Spatial extrapolation of cropping systems models for regional crop growth and water use assessment and farm-level precision management has been limited by the vast model input requirements and the model sensitivity to parameter uncertainty. Remote sensing has been proposed as a viable source of spatial information for guiding model simulations, but techniques for merging remote sensing with cropping systems models have not been rigorously explored. We developed and tested two techniques for assimilation of remotely sensed green leaf area index (GLAI) into the CSM-CROPSIM-CERES-Wheat model: one based on model "updating" and the other based on model "forcing". A dataset from two wheat irrigation scheduling experiments, conducted at Maricopa, Arizona, during the winters of 2003-2004 and 2004-2005, provided canopy spectral reflectance information and measurements of canopy weight, wheat yield, and evapotranspiration (ET) under varying planting densities and nitrogen rates for testing the ability of the assimilation techniques to improve model simulations. Monte Carlo simulation methods were used to assess the performance of GLAI data assimilation in light of uncertainty in the model parameters that govern the GLAI simulation. When considering this uncertainty, assimilation of GLAI by "updating" and by "forcing" was able to reduce error between measured and simulated canopy weight and ET by 43.6% and 56.5% and by 45.0% and 51.6%, respectively, as compared to the stand-alone model.
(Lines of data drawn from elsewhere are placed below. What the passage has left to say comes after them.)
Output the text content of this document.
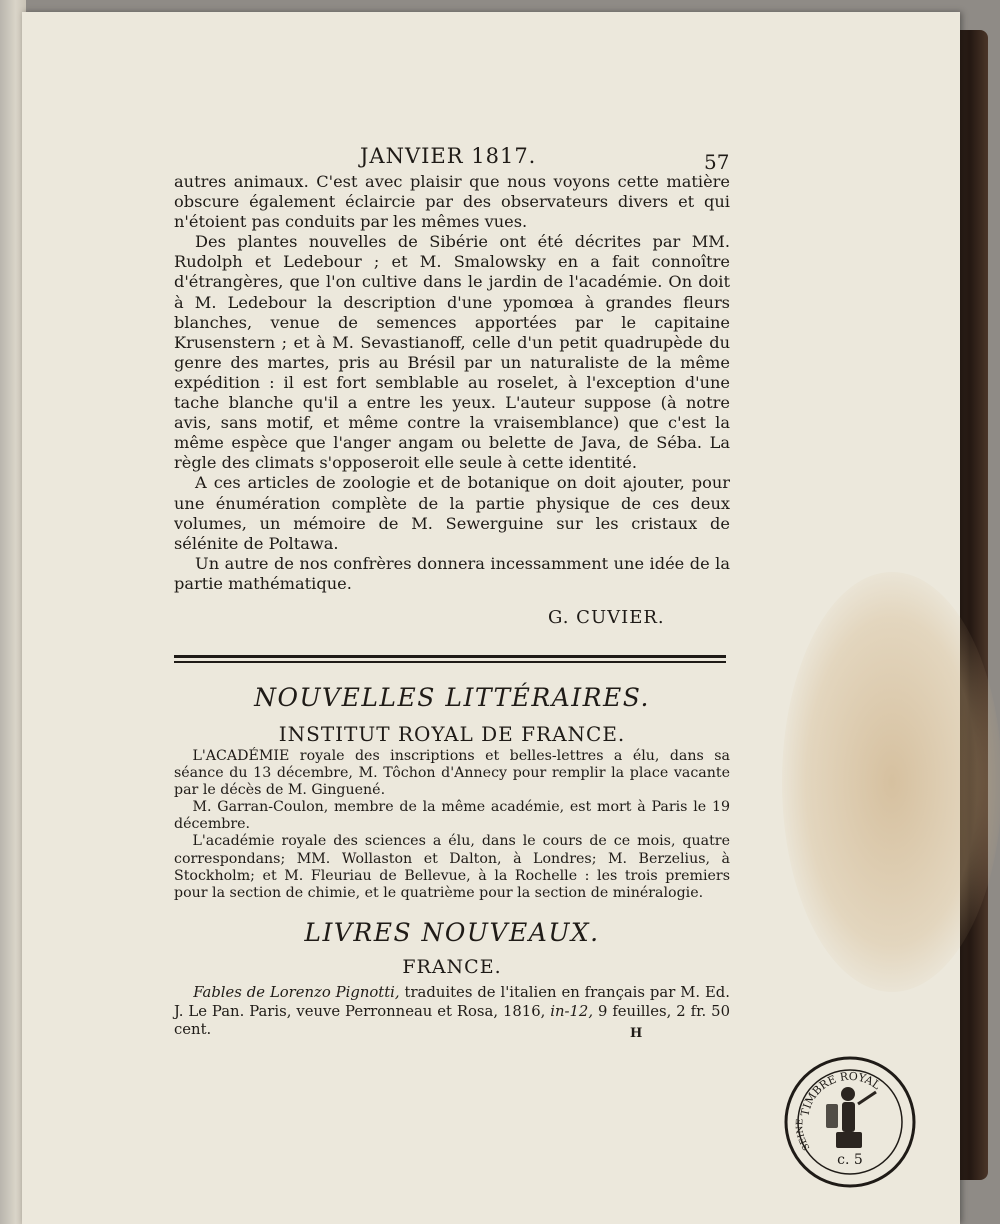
JANVIER 1817.	57

autres animaux. C'est avec plaisir que nous voyons cette matière obscure également éclaircie par des observateurs divers et qui n'étoient pas conduits par les mêmes vues.

Des plantes nouvelles de Sibérie ont été décrites par MM. Rudolph et Ledebour ; et M. Smalowsky en a fait connoître d'étrangères, que l'on cultive dans le jardin de l'académie. On doit à M. Ledebour la description d'une ypomœa à grandes fleurs blanches, venue de semences apportées par le capitaine Krusenstern ; et à M. Sevastianoff, celle d'un petit quadrupède du genre des martes, pris au Brésil par un naturaliste de la même expédition : il est fort semblable au roselet, à l'exception d'une tache blanche qu'il a entre les yeux. L'auteur suppose (à notre avis, sans motif, et même contre la vraisemblance) que c'est la même espèce que l'anger angam ou belette de Java, de Séba. La règle des climats s'opposeroit elle seule à cette identité.

A ces articles de zoologie et de botanique on doit ajouter, pour une énumération complète de la partie physique de ces deux volumes, un mémoire de M. Sewerguine sur les cristaux de sélénite de Poltawa.

Un autre de nos confrères donnera incessamment une idée de la partie mathématique.

G. CUVIER.
NOUVELLES LITTÉRAIRES.
INSTITUT ROYAL DE FRANCE.

L'ACADÉMIE royale des inscriptions et belles-lettres a élu, dans sa séance du 13 décembre, M. Tôchon d'Annecy pour remplir la place vacante par le décès de M. Ginguené.

M. Garran-Coulon, membre de la même académie, est mort à Paris le 19 décembre.

L'académie royale des sciences a élu, dans le cours de ce mois, quatre correspondans; MM. Wollaston et Dalton, à Londres; M. Berzelius, à Stockholm; et M. Fleuriau de Bellevue, à la Rochelle : les trois premiers pour la section de chimie, et le quatrième pour la section de minéralogie.

LIVRES NOUVEAUX.
FRANCE.
Fables de Lorenzo Pignotti, traduites de l'italien en français par M. Ed. J. Le Pan. Paris, veuve Perronneau et Rosa, 1816, in-12, 9 feuilles, 2 fr. 50 cent.	H
TIMBRE ROYAL
SEINE
c. 5
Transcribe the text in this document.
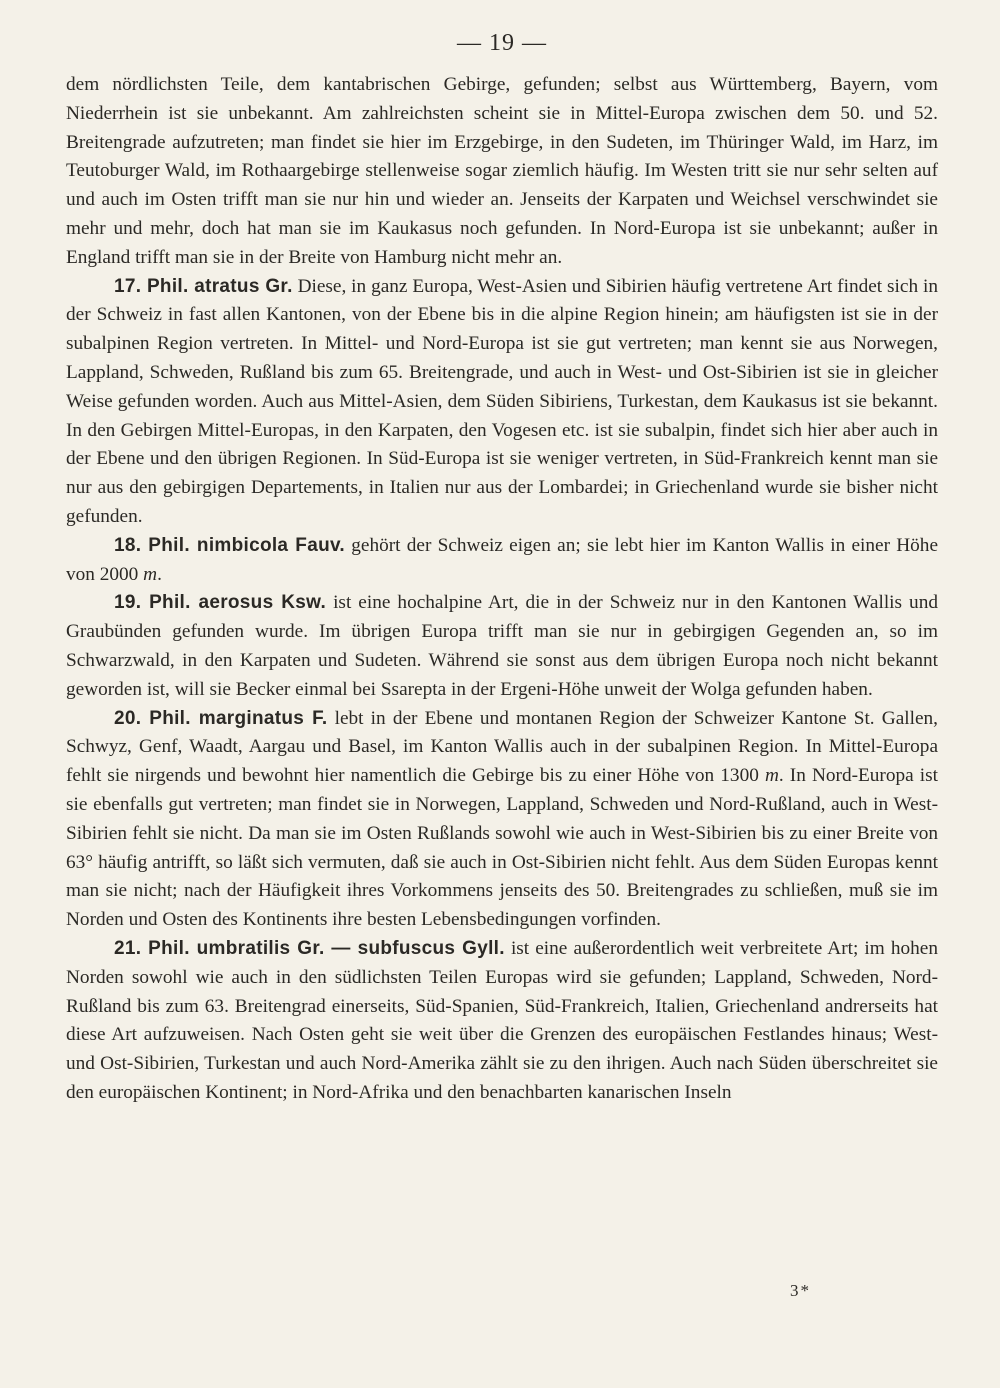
— 19 —

dem nördlichsten Teile, dem kantabrischen Gebirge, gefunden; selbst aus Württemberg, Bayern, vom Niederrhein ist sie unbekannt. Am zahlreichsten scheint sie in Mittel-Europa zwischen dem 50. und 52. Breitengrade aufzutreten; man findet sie hier im Erzgebirge, in den Sudeten, im Thüringer Wald, im Harz, im Teutoburger Wald, im Rothaargebirge stellenweise sogar ziemlich häufig. Im Westen tritt sie nur sehr selten auf und auch im Osten trifft man sie nur hin und wieder an. Jenseits der Karpaten und Weichsel verschwindet sie mehr und mehr, doch hat man sie im Kaukasus noch gefunden. In Nord-Europa ist sie unbekannt; außer in England trifft man sie in der Breite von Hamburg nicht mehr an.

17. Phil. atratus Gr. Diese, in ganz Europa, West-Asien und Sibirien häufig vertretene Art findet sich in der Schweiz in fast allen Kantonen, von der Ebene bis in die alpine Region hinein; am häufigsten ist sie in der subalpinen Region vertreten. In Mittel- und Nord-Europa ist sie gut vertreten; man kennt sie aus Norwegen, Lappland, Schweden, Rußland bis zum 65. Breitengrade, und auch in West- und Ost-Sibirien ist sie in gleicher Weise gefunden worden. Auch aus Mittel-Asien, dem Süden Sibiriens, Turkestan, dem Kaukasus ist sie bekannt. In den Gebirgen Mittel-Europas, in den Karpaten, den Vogesen etc. ist sie subalpin, findet sich hier aber auch in der Ebene und den übrigen Regionen. In Süd-Europa ist sie weniger vertreten, in Süd-Frankreich kennt man sie nur aus den gebirgigen Departements, in Italien nur aus der Lombardei; in Griechenland wurde sie bisher nicht gefunden.

18. Phil. nimbicola Fauv. gehört der Schweiz eigen an; sie lebt hier im Kanton Wallis in einer Höhe von 2000 m.

19. Phil. aerosus Ksw. ist eine hochalpine Art, die in der Schweiz nur in den Kantonen Wallis und Graubünden gefunden wurde. Im übrigen Europa trifft man sie nur in gebirgigen Gegenden an, so im Schwarzwald, in den Karpaten und Sudeten. Während sie sonst aus dem übrigen Europa noch nicht bekannt geworden ist, will sie Becker einmal bei Ssarepta in der Ergeni-Höhe unweit der Wolga gefunden haben.

20. Phil. marginatus F. lebt in der Ebene und montanen Region der Schweizer Kantone St. Gallen, Schwyz, Genf, Waadt, Aargau und Basel, im Kanton Wallis auch in der subalpinen Region. In Mittel-Europa fehlt sie nirgends und bewohnt hier namentlich die Gebirge bis zu einer Höhe von 1300 m. In Nord-Europa ist sie ebenfalls gut vertreten; man findet sie in Norwegen, Lappland, Schweden und Nord-Rußland, auch in West-Sibirien fehlt sie nicht. Da man sie im Osten Rußlands sowohl wie auch in West-Sibirien bis zu einer Breite von 63° häufig antrifft, so läßt sich vermuten, daß sie auch in Ost-Sibirien nicht fehlt. Aus dem Süden Europas kennt man sie nicht; nach der Häufigkeit ihres Vorkommens jenseits des 50. Breitengrades zu schließen, muß sie im Norden und Osten des Kontinents ihre besten Lebensbedingungen vorfinden.

21. Phil. umbratilis Gr. — subfuscus Gyll. ist eine außerordentlich weit verbreitete Art; im hohen Norden sowohl wie auch in den südlichsten Teilen Europas wird sie gefunden; Lappland, Schweden, Nord-Rußland bis zum 63. Breitengrad einerseits, Süd-Spanien, Süd-Frankreich, Italien, Griechenland andrerseits hat diese Art aufzuweisen. Nach Osten geht sie weit über die Grenzen des europäischen Festlandes hinaus; West- und Ost-Sibirien, Turkestan und auch Nord-Amerika zählt sie zu den ihrigen. Auch nach Süden überschreitet sie den europäischen Kontinent; in Nord-Afrika und den benachbarten kanarischen Inseln

3*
The assimilation techniques had greater difficulty improving wheat yield simulations because simulated yield was more sensitive to parameters other than GLAI, especially in the 2004-2005 growing season. Assimilation of remotely sensed data into cropping systems models has potential to improve simulations of key model outputs, such as canopy weight and ET, but further efforts are warranted to explore and fine-tune techniques for merging these two technologies.